Over the last couple of weeks I’ve noticed that when I’ve gone into the bathroom at work there’s always a guy in the toilet stall. In the last few days I’ve come to realize that it’s always the same guy.
There’s always a certain amount of intrigue involved in the stall in the bathroom. You never know who it is when you first walk in but try to take a sideways glance to see if you recognize their shoes or pants but it’s only a quick glance since you don’t want them to catch you peeking through the crack at them, you sick silly! “Why do you want to know?” you may ask. I want to know because if I happen to know the person it’s a chance to make some collegial small talk about sports, or weather, or whatever.
“Hey there Sanders from Accounting, how’s it goin today?”
“Not bad Wakefield, not bad. You see the game last night?”
“Yeah, what did you think?” [I of course haven’t watched any games and don’t know what he’s talking about]
“I think if they’d can [coach’s name] they’d be a helluva lot better.”
“I hear ya. Take ’er easy Sanders.”
“Seeya Wakefield.”
There you go, connection is made, networks blossom, my corporate career is one tick closer to lift off!

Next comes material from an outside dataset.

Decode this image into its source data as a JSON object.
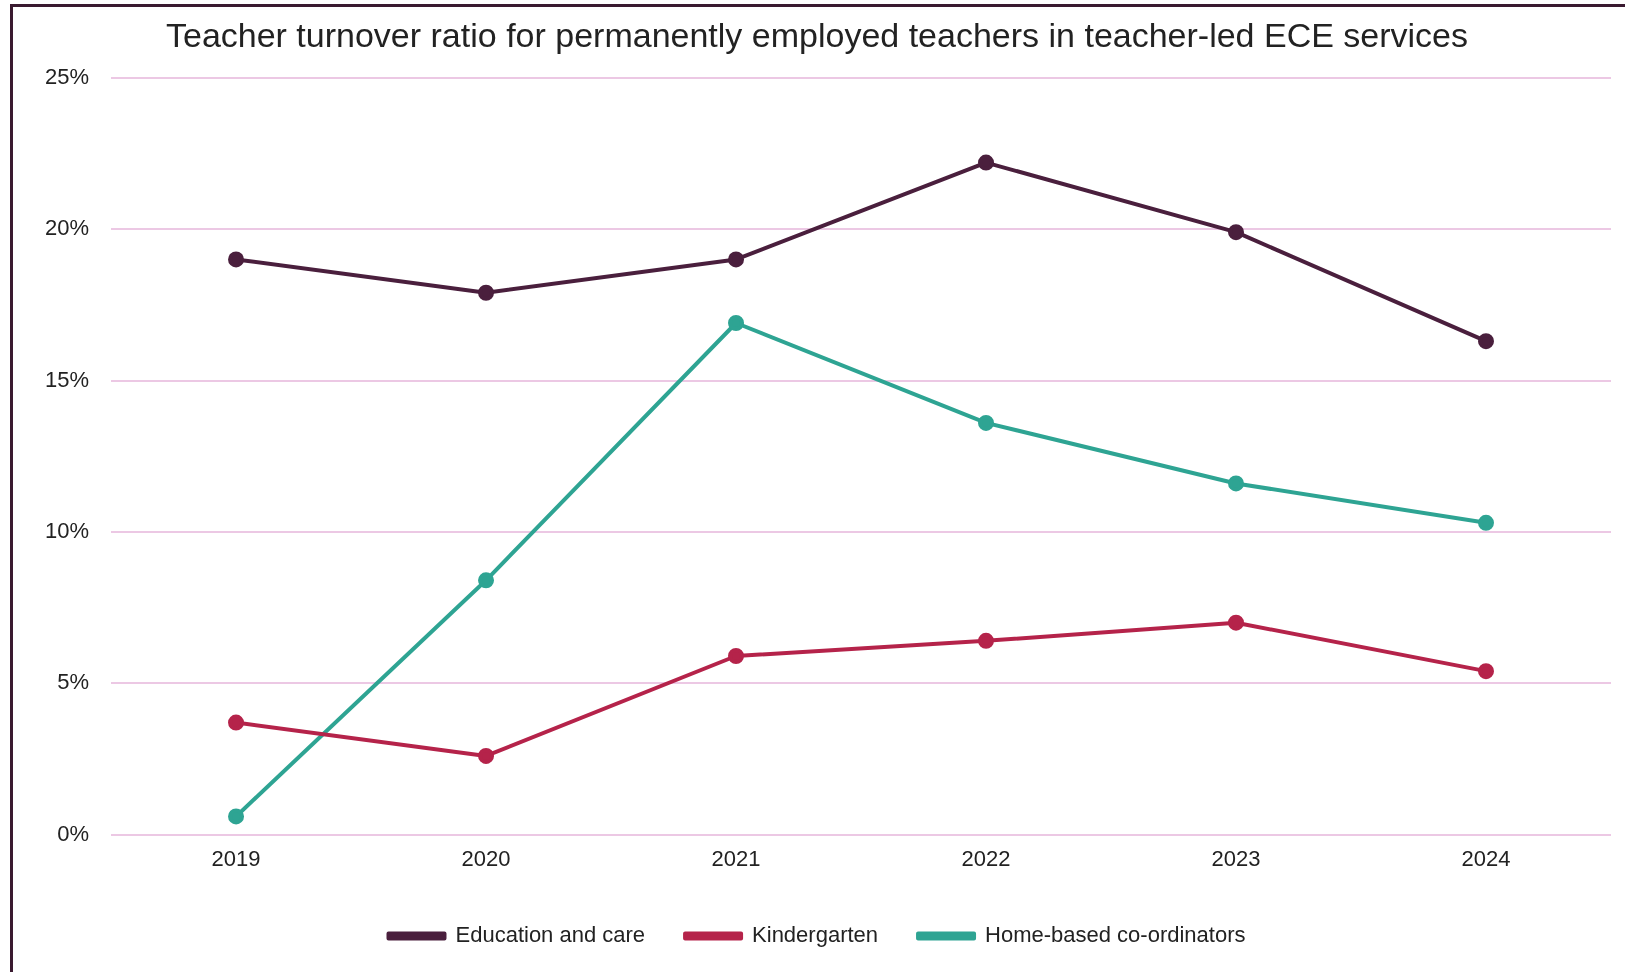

Whatever.
As a side note, there are three urinals in the bathroom I use at work, two talls on either side and a short in the middle. It seems that hardly anyone uses the middle stall, it’s practically spotless. The reasons are fairly obvious. I hate to spill bathroom secrets but here goes: When a guy walks into a bathroom and there are three urinals he will never go to the middle one. He will go to either of the side ones because then if someone walks in he knows that they will go to the farthest one themselves and if they don’t they are probably out to check him out and ask him out for a drink after work. Imagine my delight to find a pristine urinal with a fresh cake, ready for use. Now it’s all I use…unless someone else is there of course.
So back to the guy in the stall.
I have yet to figure out who he is. I never see him go in or leave while I am in there and I can’t exactly stand around and wait. I’ve got things to do, customers to help! I ask other people and they don’t seem to notice. I only know it’s him because of his shoes and the fact that he’s always reading a newspaper. One time I swear I could smell coffee brewing…I’ll keep you posted.